The difference between you and me appears to be that you strangely
attribute your learning to Forth and the perceived limits you think it
held you to. I on the other hand, learned my lessons by seeing that
there are some basic, fundamental, underlying principles that are
completely language independent. I think that gave me a much more
powerful message, because I can carry that forward regardless of what
language I'm using. You seem to be stuck thinking these lessons are
somehow bound to Forth.
> When you don't find a simpler way until you look for it, when you
> believe what you're doing is the simplest, there you are. What Forth
> gave me was a system that was too crippled to work the way I was used
> to. I had to find a better way.
But you still haven't demonstrated how Forth was "crippled". Blocks
weren't a limitation as you had the ability to span blocks. The fixed
number of lines on your screen wasn't any more a limitation than any
other programming language.
The crippling was in your mind. It was never in Forth. And when you
realize that, you can see that you could have achieved the same results
in pretty much any language if you applied the same limits. And that's
a far more powerful message than imagining Forth is somehow special in
this regard.
There is a certain truth to the notion that being constrained-- even
when those constraints are artificial-- can open up one's mind to better
(or at least different) ways of thinking. I love constrained
programming contests (such as the Obfuscated C code contest) because
ignoring the silly obfuscation aspect of that particular contest, the
size limits for the code force the programmer to think differently.
One of the things I've been thinking about recently is coming up with a
constrained programming contest for Forth that challenged assumptions
and forced people think differently.

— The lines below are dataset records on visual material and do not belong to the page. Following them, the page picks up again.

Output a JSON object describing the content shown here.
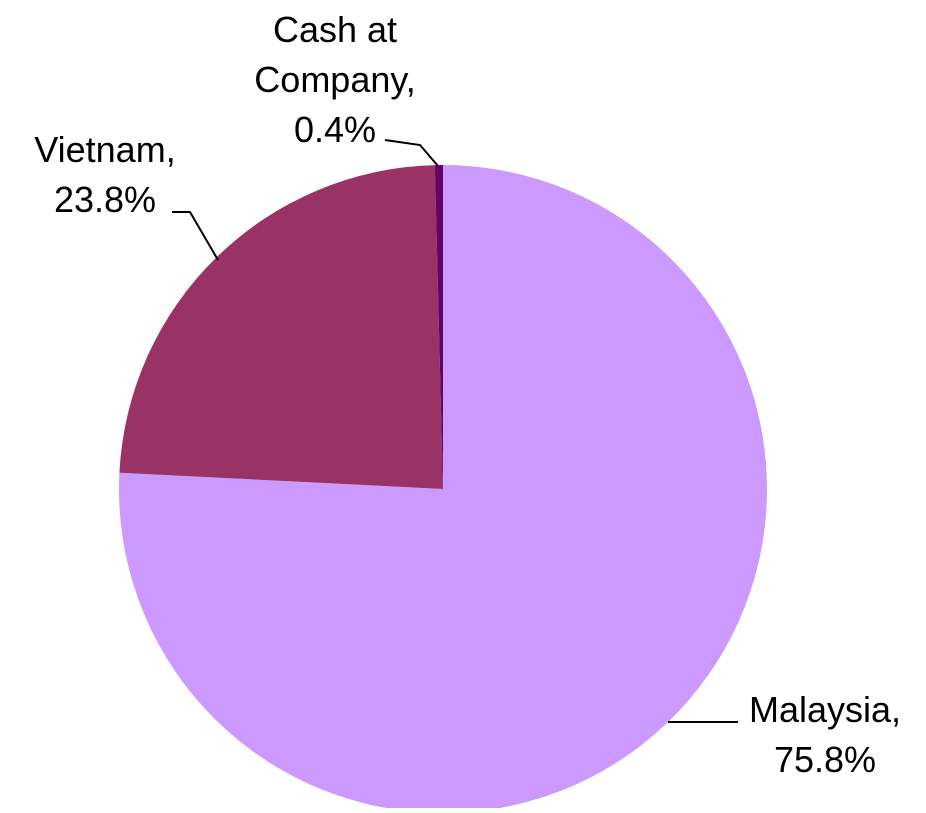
{
  "chart_data": {
    "type": "pie",
    "categories": [
      "Malaysia,",
      "Vietnam,",
      "Cash at Company,"
    ],
    "values": [
      75.8,
      23.8,
      0.4
    ],
    "value_labels": [
      "75.8%",
      "23.8%",
      "0.4%"
    ],
    "colors": [
      "#cc99ff",
      "#993366",
      "#660066"
    ],
    "start_angle": "top",
    "direction": "clockwise"
  }
}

For example, most Forth
programmers are concerned (sometimes overly so) with space and time
efficiency. But here's a question: What would happen if that wasn't
the concern? Say that space and time didn't matter. Instead, what
mattered was how fast you could code a correct solution. Or let's say
we challenge the notion of the "lone wolf" programmer by coming up with
a contest that forces collaboration (and thus forces communication,
delegation, common definitions of interfaces, etc.). I'd love to see
how such a contest would affect the thinking and priorities of programmers.